The Pairing Library
Fennel seed — flavouring profile
Sweet, cooling and unmistakably anise — fennel seed's liquorice lift is its whole pairing story, and it wants a wine that echoes the herb rather than fights it.
The compounds that matter. The signature is anethole, the sweet anise-and-liquorice aroma it shares with star anise and Pernod, supported by fenchone, a cooler, faintly camphorous-bitter terpene. The sweetness is aromatic rather than sugary, and the anise can read medicinal against the wrong wine, so the match turns on an echoing herbal-anise lift and on keeping oak and heat away from it.
What it demands of a wine. A wine with its own herbal, anise or fresh-fennel register to mirror the seed; bright acidity to carry the sweetness; and a clean, unoaked frame so the liquorice note stays fresh rather than turning bitter or medicinal.
Seek.

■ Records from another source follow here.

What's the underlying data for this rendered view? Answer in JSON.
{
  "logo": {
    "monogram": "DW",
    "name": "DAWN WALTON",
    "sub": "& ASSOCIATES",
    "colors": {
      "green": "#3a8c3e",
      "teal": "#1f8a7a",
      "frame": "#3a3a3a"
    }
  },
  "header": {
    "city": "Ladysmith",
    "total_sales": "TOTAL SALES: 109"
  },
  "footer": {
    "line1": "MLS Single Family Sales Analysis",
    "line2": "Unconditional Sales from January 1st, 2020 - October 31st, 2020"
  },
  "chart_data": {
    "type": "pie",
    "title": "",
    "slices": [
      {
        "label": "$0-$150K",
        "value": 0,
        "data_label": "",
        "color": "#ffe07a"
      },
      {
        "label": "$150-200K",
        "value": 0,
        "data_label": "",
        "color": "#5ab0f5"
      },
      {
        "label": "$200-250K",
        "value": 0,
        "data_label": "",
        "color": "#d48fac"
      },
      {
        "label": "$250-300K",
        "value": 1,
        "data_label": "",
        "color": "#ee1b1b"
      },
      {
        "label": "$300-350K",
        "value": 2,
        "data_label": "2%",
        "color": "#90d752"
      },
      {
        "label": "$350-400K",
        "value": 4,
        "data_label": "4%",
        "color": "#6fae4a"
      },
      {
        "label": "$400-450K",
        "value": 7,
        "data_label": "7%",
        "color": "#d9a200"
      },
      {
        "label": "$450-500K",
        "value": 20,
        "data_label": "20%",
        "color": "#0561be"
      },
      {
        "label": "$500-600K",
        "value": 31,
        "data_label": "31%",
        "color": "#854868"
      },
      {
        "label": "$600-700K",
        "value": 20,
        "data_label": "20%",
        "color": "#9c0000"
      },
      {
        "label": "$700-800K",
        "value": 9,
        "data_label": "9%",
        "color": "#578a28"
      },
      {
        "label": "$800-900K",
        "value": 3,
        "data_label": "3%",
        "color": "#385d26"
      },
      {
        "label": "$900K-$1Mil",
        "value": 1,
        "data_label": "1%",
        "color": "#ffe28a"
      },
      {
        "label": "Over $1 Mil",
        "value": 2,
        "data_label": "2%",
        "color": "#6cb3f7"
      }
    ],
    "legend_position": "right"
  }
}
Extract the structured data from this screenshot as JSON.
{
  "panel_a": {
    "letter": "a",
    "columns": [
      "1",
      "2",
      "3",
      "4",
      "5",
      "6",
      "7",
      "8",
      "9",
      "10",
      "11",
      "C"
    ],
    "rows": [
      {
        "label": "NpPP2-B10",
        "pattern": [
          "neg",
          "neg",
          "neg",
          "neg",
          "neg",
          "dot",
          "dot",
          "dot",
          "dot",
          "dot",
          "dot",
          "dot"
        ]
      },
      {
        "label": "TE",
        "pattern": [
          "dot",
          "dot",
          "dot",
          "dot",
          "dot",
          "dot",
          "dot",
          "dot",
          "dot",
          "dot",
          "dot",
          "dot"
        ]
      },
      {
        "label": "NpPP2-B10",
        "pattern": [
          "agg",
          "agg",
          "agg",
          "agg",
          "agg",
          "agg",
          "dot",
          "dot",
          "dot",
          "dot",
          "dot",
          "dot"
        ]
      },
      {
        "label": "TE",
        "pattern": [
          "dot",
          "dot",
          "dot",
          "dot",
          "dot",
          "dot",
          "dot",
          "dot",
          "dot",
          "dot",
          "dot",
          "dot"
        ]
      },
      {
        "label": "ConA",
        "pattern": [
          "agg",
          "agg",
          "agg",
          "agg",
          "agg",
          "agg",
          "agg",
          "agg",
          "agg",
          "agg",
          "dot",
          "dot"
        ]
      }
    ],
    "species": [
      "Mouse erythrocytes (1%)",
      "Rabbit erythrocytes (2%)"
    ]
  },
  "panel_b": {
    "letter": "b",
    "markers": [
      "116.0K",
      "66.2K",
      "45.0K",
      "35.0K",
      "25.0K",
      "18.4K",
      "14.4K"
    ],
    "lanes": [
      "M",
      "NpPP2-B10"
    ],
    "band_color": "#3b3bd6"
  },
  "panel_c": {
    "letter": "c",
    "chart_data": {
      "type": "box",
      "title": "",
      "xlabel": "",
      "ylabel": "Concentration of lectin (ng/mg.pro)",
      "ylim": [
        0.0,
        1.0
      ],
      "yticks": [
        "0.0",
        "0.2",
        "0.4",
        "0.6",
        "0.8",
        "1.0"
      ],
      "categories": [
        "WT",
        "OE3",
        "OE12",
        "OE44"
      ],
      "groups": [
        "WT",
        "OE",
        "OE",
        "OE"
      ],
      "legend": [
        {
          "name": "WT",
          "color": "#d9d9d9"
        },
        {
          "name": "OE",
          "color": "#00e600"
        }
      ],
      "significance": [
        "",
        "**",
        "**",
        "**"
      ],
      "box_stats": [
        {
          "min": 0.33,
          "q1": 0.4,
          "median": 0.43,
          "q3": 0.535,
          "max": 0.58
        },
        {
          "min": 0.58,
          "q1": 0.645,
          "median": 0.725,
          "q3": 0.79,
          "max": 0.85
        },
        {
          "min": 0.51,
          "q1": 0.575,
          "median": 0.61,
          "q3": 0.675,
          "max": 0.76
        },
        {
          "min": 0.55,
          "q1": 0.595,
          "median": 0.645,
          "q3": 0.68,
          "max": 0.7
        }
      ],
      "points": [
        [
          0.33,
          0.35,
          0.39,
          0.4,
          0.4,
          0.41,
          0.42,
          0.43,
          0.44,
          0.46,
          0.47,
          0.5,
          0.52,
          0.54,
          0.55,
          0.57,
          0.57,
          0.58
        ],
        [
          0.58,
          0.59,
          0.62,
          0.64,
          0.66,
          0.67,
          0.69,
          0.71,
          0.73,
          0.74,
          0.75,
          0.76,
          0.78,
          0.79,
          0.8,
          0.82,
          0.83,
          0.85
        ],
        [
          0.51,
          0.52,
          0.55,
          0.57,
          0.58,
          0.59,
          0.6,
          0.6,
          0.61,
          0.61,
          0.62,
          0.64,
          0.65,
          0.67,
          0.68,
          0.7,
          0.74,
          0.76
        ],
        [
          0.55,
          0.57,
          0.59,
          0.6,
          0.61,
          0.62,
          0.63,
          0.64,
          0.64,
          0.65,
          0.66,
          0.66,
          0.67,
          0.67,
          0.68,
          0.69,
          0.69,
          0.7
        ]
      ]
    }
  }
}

Crisp, herb-inflected whites are the natural fit — a dry Loire Sauvignon Blanc with its fennel-and-green lift, an Assyrtiko with saline herbal cut, or a Grüner Veltliner. Where fennel seasons pork or sausage, a light, peppery red such as a chilled Gamay or a fresh Cru Beaujolais works without crushing it.
Avoid. Oaky, buttery whites turn the anise medicinal. Big tannic reds bury it. Sweet wines double the liquorice into cloy.
Three to reach for. Sauvignon Blanc (Loire, Sancerre); Assyrtiko (Santorini); Grüner Veltliner (Wachau Federspiel).